Safe motorcycle riding after COVID19 lockdown

With the relaxing of the lockdown laws, its time to get ready for safe motorcycle riding to blow off the cobwebs on both man and machine.

If you haven’t ridden for a while and to make a safe return to the road, its wise to familiarise yourself with your bike, your gear and rebuild your riding skills and confidence.

First things first, check your motorcycle registration is still current.  In the hectic past couple of months, you may have overlooked renewing it. The fines for riding an unregistered vehicle are hefty!

Before you head out, complete a safety check of your motorcycle

You should always perform a safety check of your bike before returning to riding. At the very least, you should check these items:

You’re almost ready for your first ride!

Assuming you’ve inspected your motorcycle and prepared it for the first ride, then you’re probably eager to get out on the road.

Here are a few more things to keep in mind for safe motorcycle riding, before you rush off on your first ride in months.

Full Riding Gear: So you think the bike’s ready and you want to go around the block for a quick test ride?

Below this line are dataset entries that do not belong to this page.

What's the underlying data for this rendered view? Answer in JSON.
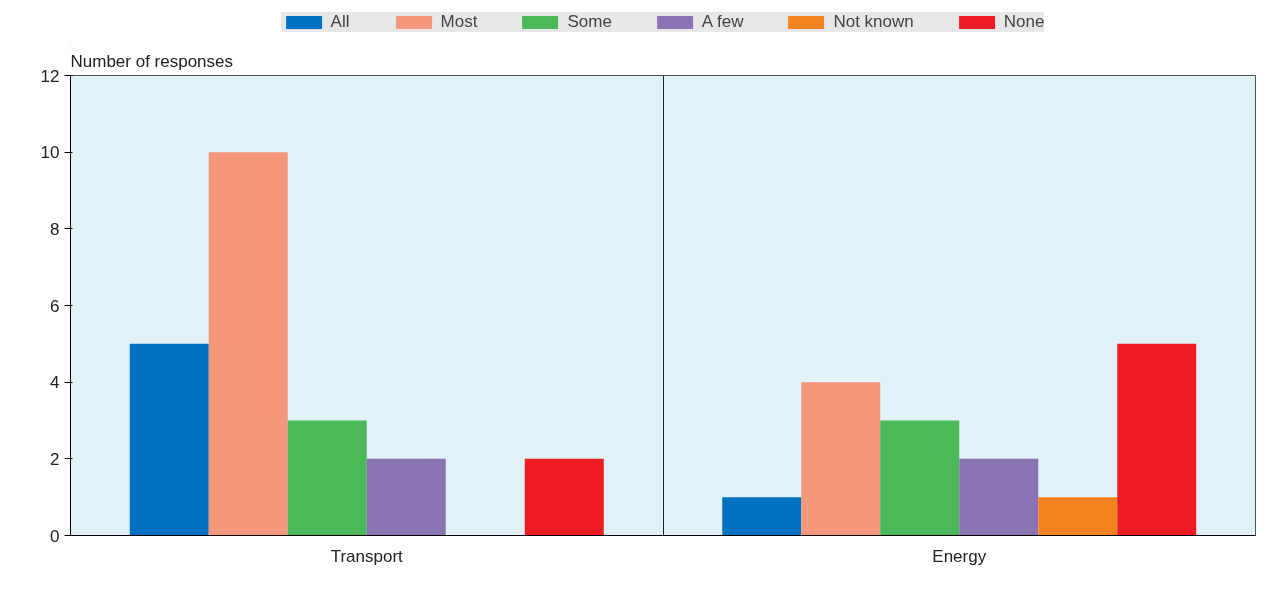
{
  "chart_data": {
    "type": "bar",
    "ylabel": "Number of responses",
    "categories": [
      "Transport",
      "Energy"
    ],
    "series": [
      {
        "name": "All",
        "color": "#0070c0",
        "values": [
          5,
          1
        ]
      },
      {
        "name": "Most",
        "color": "#f4977a",
        "values": [
          10,
          4
        ]
      },
      {
        "name": "Some",
        "color": "#4cb958",
        "values": [
          3,
          3
        ]
      },
      {
        "name": "A few",
        "color": "#8a74b4",
        "values": [
          2,
          2
        ]
      },
      {
        "name": "Not known",
        "color": "#f58220",
        "values": [
          0,
          1
        ]
      },
      {
        "name": "None",
        "color": "#ed1c24",
        "values": [
          2,
          5
        ]
      }
    ],
    "ylim": [
      0,
      12
    ],
    "yticks": [
      0,
      2,
      4,
      6,
      8,
      10,
      12
    ],
    "grid": false,
    "legend": "top"
  }
}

Don’t be lazy – put on all your safety riding gear. Crashes can easily happen on that first test ride when the bike’s condition is still iffy, so make sure you are fully protected. When you’re ready to go for a longer ride, take along your cold weather gear as it is probably colder now than when you last rode.

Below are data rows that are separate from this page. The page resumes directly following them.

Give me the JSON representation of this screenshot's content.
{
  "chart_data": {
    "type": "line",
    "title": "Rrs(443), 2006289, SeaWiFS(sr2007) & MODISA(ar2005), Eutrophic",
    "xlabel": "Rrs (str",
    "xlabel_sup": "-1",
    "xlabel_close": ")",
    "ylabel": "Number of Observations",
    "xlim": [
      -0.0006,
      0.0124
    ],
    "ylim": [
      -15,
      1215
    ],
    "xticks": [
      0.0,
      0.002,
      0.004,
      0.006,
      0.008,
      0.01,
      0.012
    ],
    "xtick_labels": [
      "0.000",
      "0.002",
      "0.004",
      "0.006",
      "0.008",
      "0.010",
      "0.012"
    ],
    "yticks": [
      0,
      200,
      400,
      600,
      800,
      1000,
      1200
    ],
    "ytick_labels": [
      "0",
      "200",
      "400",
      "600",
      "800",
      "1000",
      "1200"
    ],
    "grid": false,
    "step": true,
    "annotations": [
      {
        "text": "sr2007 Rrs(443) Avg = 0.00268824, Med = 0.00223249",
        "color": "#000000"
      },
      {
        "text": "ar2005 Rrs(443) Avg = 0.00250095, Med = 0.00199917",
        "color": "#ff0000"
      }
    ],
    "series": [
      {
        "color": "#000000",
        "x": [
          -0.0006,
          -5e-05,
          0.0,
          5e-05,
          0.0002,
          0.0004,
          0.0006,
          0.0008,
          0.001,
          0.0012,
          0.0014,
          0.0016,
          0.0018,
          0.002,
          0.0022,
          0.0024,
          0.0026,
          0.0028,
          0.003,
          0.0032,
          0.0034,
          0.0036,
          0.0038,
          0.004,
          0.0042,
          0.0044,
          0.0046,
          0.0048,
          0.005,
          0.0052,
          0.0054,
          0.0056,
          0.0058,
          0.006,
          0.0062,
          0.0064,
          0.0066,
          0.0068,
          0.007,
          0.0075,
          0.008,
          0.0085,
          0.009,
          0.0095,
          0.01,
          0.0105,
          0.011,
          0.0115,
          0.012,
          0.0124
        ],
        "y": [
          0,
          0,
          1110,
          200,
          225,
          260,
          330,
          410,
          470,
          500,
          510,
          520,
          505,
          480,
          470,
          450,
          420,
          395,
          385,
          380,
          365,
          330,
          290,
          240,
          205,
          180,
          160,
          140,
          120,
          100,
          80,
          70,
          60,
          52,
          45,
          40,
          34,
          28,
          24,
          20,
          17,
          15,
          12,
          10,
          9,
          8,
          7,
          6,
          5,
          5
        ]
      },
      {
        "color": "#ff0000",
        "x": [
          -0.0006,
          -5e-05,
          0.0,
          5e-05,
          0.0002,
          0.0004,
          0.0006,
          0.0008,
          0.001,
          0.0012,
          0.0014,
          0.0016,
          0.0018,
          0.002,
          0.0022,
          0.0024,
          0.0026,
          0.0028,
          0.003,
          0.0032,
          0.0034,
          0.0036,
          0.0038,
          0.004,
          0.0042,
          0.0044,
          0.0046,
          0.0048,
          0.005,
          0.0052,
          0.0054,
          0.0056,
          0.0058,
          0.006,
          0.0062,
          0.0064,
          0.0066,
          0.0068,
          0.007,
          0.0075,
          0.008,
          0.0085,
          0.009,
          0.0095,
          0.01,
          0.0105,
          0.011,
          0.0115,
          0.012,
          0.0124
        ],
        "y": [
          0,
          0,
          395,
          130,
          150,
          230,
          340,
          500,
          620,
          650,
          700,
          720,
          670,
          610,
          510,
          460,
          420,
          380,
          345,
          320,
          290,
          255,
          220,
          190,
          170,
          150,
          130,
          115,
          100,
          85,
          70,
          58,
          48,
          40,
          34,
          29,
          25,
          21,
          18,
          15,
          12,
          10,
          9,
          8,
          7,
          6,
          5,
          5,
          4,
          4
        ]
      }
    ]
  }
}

If it’s been a while since you have bought new safety gear, you should consider updating it. Not only is it law, but advancements in materials and construction methods mean that new gear may provide better protection. Check the new Motorcycle Clothing Assessment Program (MotoCAP) to assess your protective clothing for safety and comfort.

Brakes: check the brakes are working correctly, don’t find out the hard way.

Start your engine for safe motorcycle riding

It’s great to be riding again and it may feel like you haven’t missed a beat, but your skills are not going to be as good as they were when you last rode. Your reaction speed and timing can be a little off and corners can sneak up on you unexpectedly.

Start out at a nice easy pace and slowly blow off the cobwebs. The first ride isn’t the time to be pushing your limits. A crash now could easily end your riding season before its even begun.

Stay Connected: Sure, your bike may have seemed fine while it was running in the garage, but there could be some hidden issues that develop further down the road. You may just be planning a short shakedown ride, but don’t forget to carry a mobile phone or GPS Messaging Device that will allow you to call for help and avoid being stranded should you encounter mechanical problems.

Unpredictable Road Conditions:  The roads that you used to ride and knew will be different. Road conditions may have changed since you last rode.  There may be new road surfaces, or on lesser used roads the surface could have degenerated.  With reduced traffic over the last few months, debris, gravel or moss may have built out where you’re not expecting.

Take each bend and road with caution, stay alert to avoid logging your first crash since returning to riding.

Ride Defensively: You need to be aware that other motorists may not have driven for a while and may have forgotten they share the road with you. You need to be on the lookout for cars straying into your lane and turning in front of you. It’s your life on the line, so take responsibility and assume they don’t see you — always ride defensively.

Braking: once your skills and confidence are up, practise some emergency braking so you know you can do it.  Hopefully, the need won’t arise.

The MCC have produced some great safety videos as part of our Rider Risk series designed for safe motorcycle riding – watch them here.

Remember to continue your social distancing and hand hygiene, if you stop along the way.

Let’s enjoy our rides and adventures, at the same time as staying safe.  Have fun!